Everyone says that confidence is a make-it-or-break-it trait. A lack of confidence shows in everything that you do. It is as if people can see the “L” for loser branded on your forehead. If you don’t have confidence, you’re doomed. You’ll likely never reach your goals, you’ll never amount to the success you’ve been trying to reach.
Lack of confidence is generally considered a weakness. But, I would have to disagree, at least in the assumption that timidity is always a bad thing. There are Alpha personalities in any profession that can “Babe Ruth” it by proclaiming they’re going to hit the ball out of the park, and then do exactly that. They can say it was their confidence that got them to the top of their game. Or, it was “positive thinking” that helped them to manifest their desires. Many people take a chapter out of “The Secret” and use its theory that one’s thoughts directly impact one’s successes in life, love, and career. The book is now a cult classic with self-help junkies.
Yes, positive thinking helps and, yes, many people firmly believe that there is “no such thing as luck” because hard work is what equals success. And they very well may have a point. Hard work has been used by many over the centuries to realize the “American Dream.” Remember though, not everyone has been born with the same circumstances, resources, or opportunities. That doesn’t mean that the impossible can’t be done. There are plenty of rags-to-riches stories and self-made millionaires and billionaire. So, it stands to reason, all it should take for a writer to obtain success is to always remain positive, to never fall into a state if self-doubt or self-loathing or depression of course…for some of us sensitive writers prone to mood instabilities.
If your Alpha level leads you to “Babe Ruth” many things in life and you have all of the trophies to prove it, great. I’m really happy for you…and no, I’m not being facetious. Dream boards are highly popular, for instance. Goals are important to have and are necessary to write down. Visualizing your success is a tool that the world’s best athletes, artists, and CEOs swear by.
Nevertheless, many of us are unable to claim we are going to hit the jackpot, and then actually do it. Many others visualize their success and strive to manifest their destiny, only to swing and miss the ball, altogether.
At the end of the day, unless you’re a robot, self-doubt is a very natural human emotion. Sometimes we create something, and our gut tells us it’s fantastic, but more times than we’d like to count, doubt creeps in and makes us question our abilities and ourselves. Before you go thinking that this is a bad thing, try to use self-doubt to serve your highest good. Embracing what appears to be a negative emotion might feel counter-productive at first, but it’s a healthy step towards managing your ego.
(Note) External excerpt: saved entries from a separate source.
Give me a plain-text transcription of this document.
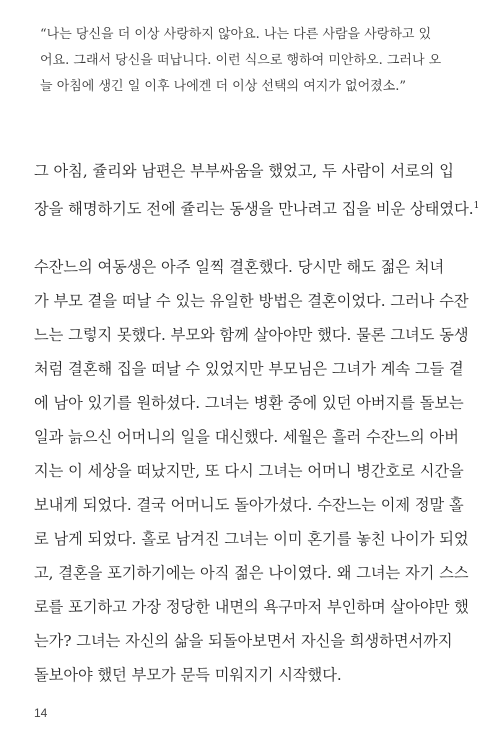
“나는 당신을 더 이상 사랑하지 않아요. 나는 다른 사람을 사랑하고 있
어요. 그래서 당신을 떠납니다. 이런 식으로 행하여 미안하오. 그러나 오
늘 아침에 생긴 일 이후 나에겐 더 이상 선택의 여지가 없어졌소.”
그 아침, 쥴리와 남편은 부부싸움을 했었고, 두 사람이 서로의 입
장을 해명하기도 전에 쥴리는 동생을 만나려고 집을 비운 상태였다.$^1$
수잔느의 여동생은 아주 일찍 결혼했다. 당시만 해도 젊은 처녀
가 부모 곁을 떠날 수 있는 유일한 방법은 결혼이었다. 그러나 수잔
느는 그렇지 못했다. 부모와 함께 살아야만 했다. 물론 그녀도 동생
처럼 결혼해 집을 떠날 수 있었지만 부모님은 그녀가 계속 그들 곁
에 남아 있기를 원하셨다. 그녀는 병환 중에 있던 아버지를 돌보는
일과 늙으신 어머니의 일을 대신했다. 세월은 흘러 수잔느의 아버
지는 이 세상을 떠났지만, 또 다시 그녀는 어머니 병간호로 시간을
보내게 되었다. 결국 어머니도 돌아가셨다. 수잔느는 이제 정말 홀
로 남게 되었다. 홀로 남겨진 그녀는 이미 혼기를 놓친 나이가 되었
고, 결혼을 포기하기에는 아직 젊은 나이였다. 왜 그녀는 자기 스스
로를 포기하고 가장 정당한 내면의 욕구마저 부인하며 살아야만 했
는가? 그녀는 자신의 삶을 되돌아보면서 자신을 희생하면서까지
돌보아야 했던 부모가 문득 미워지기 시작했다.
14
There is nothing wrong with being confident and even taking it a step farther toward bragging. Just don’t take it too far. We all know someone who has. It’s the same with ingesting too much self-doubt. You can allow it to cripple you and make you immobile. It’s a balance creative people, and especially writers must find, to walk a fine line between self-flagellation and embracing self-doubt as a motivator.
The Bottom Line:
Feeling inadequate about our abilities and ourselves is nothing to get excited about, but see it as a personal growth opportunity. Shift perspective. Some of the most talented and successful people experience self-doubt. It’s a human emotion. How we handle our insecurities and fear of failure is what determines the outcome. Do we fight the fire of self-doubt, or do we walk through it and come out the other side? I say it’s okay to feel insecure about your craft as a writer and have questions about whether or not your work is any “good.” We wouldn’t be human if we didn’t doubt ourselves or experience some form of imposter syndrome.
I think it’s okay to be uncertain about whether or not you’ll get that book deal, or if anyone, other than your family and friends, will buy your book. While we can’t foresee the future, all we can do is put our best efforts in our craft. We shouldn’t compare ourselves to other “successful” published authors who may have gotten to their goals at a much younger age, sold more books, etc. We can certainly read more books and learn from the greats. We can push past negative thoughts, and be okay if we are not always exuding confidence. It’s okay to fail, too. The world’s most successful people have failed and failed miserably, often multiple times, before they got things right.
What’s most important is getting back up again, getting out of bed the next day, rolling up our sleeves, staring beyond the blank page, and putting proverbial pen to paper. Self-doubt keeps us humble and helps us fully appreciate our wins. A little humility is not such a bad thing, after all.